‘The history of revolutions in warfare has shown they are won by those who uncover the most effective ways of using new technologies, not necessarily those who invent the technology first’. — Paul Scharre

I. Introduction
The proliferation of advanced artificial intelligence (AI) is rapidly reshaping the global security landscape, and nowhere is this transformation more destabilizing than in its adoption by non-state actors (NSAs). The epicenter of this shift is not just the arrival of new tools, but a fundamental change in the nature of conflict itself. This is heralded by a handful of research labs whose design decisions, safety trade-offs, and release models now serve as a form of de facto international security policy. Their internal debates over a model’s capabilities and its release structure are, in effect, private arms-control negotiations that have immediate, public, and global security consequences.

This new reality is driven by an asymmetry of adaptation. Agile NSAs operate without the bureaucratic friction and ethical and legal constraints that bind states. They can adopt, modify, and deploy new technologies at the speed of innovation. In today’s world, AI acts as an evolutionary accelerant for agile non-state actors while often becoming a bureaucratic obstacle for the states that must defend against them. Capabilities once confined to the arsenals of well-resourced nation-states are becoming increasingly accessible through commercially available AI tools. This democratization is not just a quantitative shift, providing more actors with more tools, but a qualitative leap, empowering a more diverse set of NSAs — from radicalized individuals to sophisticated criminal organizations — to challenge established power dynamics with a level of sophistication previously reserved for nation-states.

The prevailing scholarship often focuses on state-centric competition as a driver for this shift. This, however, mistakes the effect — a state-level AI arms race — for the cause, the underlying proliferation of the technology itself. In this paper, I argue that the primary driver of the new, increasingly asymmetric threat landscape is the AI development ecosystem. The design, training, and release of frontier models — both closed and open-source — are directly lowering the floor for NSAs to conduct catastrophic attacks and, in time, will raise the ceiling of damage they can inflict.

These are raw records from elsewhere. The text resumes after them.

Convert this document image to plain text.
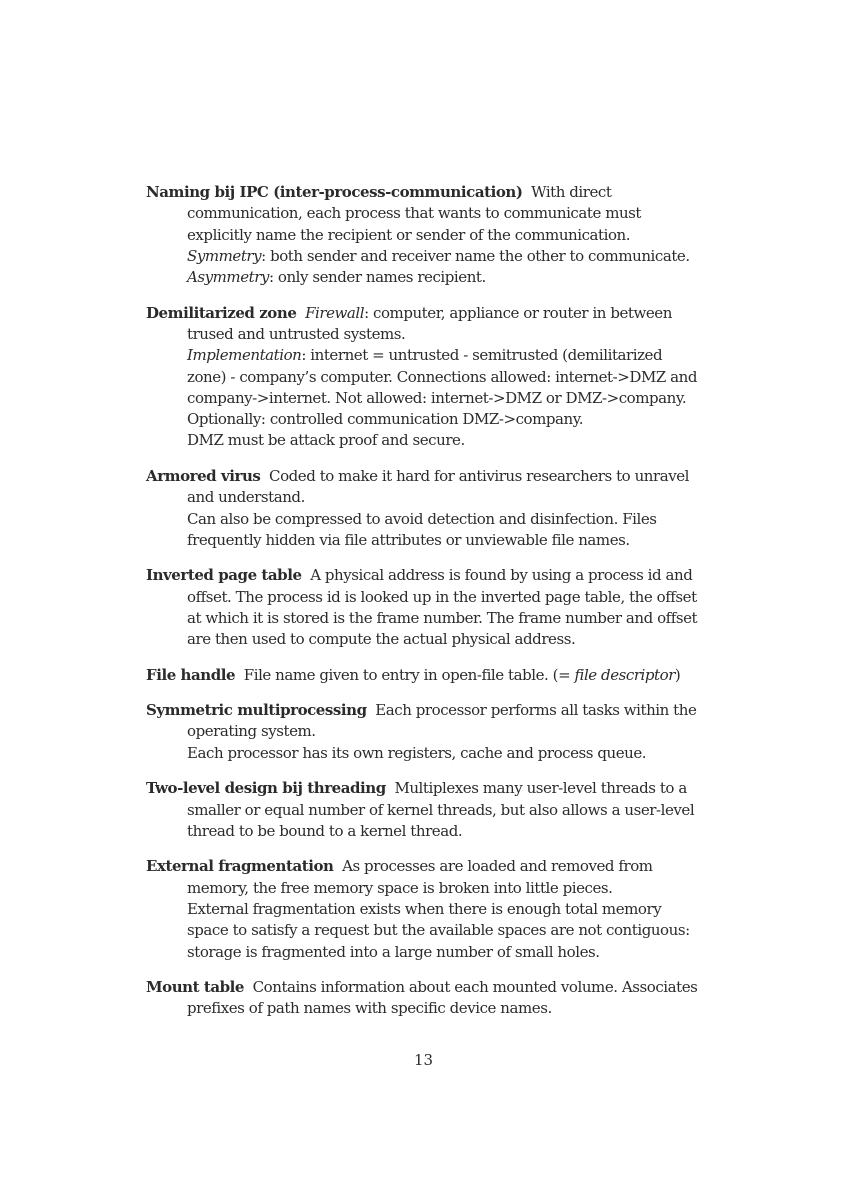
Naming bij IPC (inter-process-communication) With direct communication, each process that wants to communicate must explicitly name the recipient or sender of the communication.
Symmetry: both sender and receiver name the other to communicate.
Asymmetry: only sender names recipient.

Demilitarized zone Firewall: computer, appliance or router in between trused and untrusted systems.
Implementation: internet = untrusted - semitrusted (demilitarized zone) - company’s computer. Connections allowed: internet->DMZ and company->internet. Not allowed: internet->DMZ or DMZ->company.
Optionally: controlled communication DMZ->company.
DMZ must be attack proof and secure.

Armored virus Coded to make it hard for antivirus researchers to unravel and understand.
Can also be compressed to avoid detection and disinfection. Files frequently hidden via file attributes or unviewable file names.

Inverted page table A physical address is found by using a process id and offset. The process id is looked up in the inverted page table, the offset at which it is stored is the frame number. The frame number and offset are then used to compute the actual physical address.

File handle File name given to entry in open-file table. (= file descriptor)

Symmetric multiprocessing Each processor performs all tasks within the operating system.
Each processor has its own registers, cache and process queue.

Two-level design bij threading Multiplexes many user-level threads to a smaller or equal number of kernel threads, but also allows a user-level thread to be bound to a kernel thread.

External fragmentation As processes are loaded and removed from memory, the free memory space is broken into little pieces.
External fragmentation exists when there is enough total memory space to satisfy a request but the available spaces are not contiguous: storage is fragmented into a large number of small holes.

Mount table Contains information about each mounted volume. Associates prefixes of path names with specific device names.

13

This paper will analyze this transformation in three parts. First, it will examine how the dual-use capabilities embedded in lab-built models — from large language models (LLMs) to biological design tools (BDTs) — are democratizing the capabilities for harm. Second, it will explore the inherent risks, evaluating how the synthesis of AI capabilities creates qualitatively new threats. It will conclude with an assessment of how these transformations force a fundamental re-evaluation of the strategic calculus for the modern state.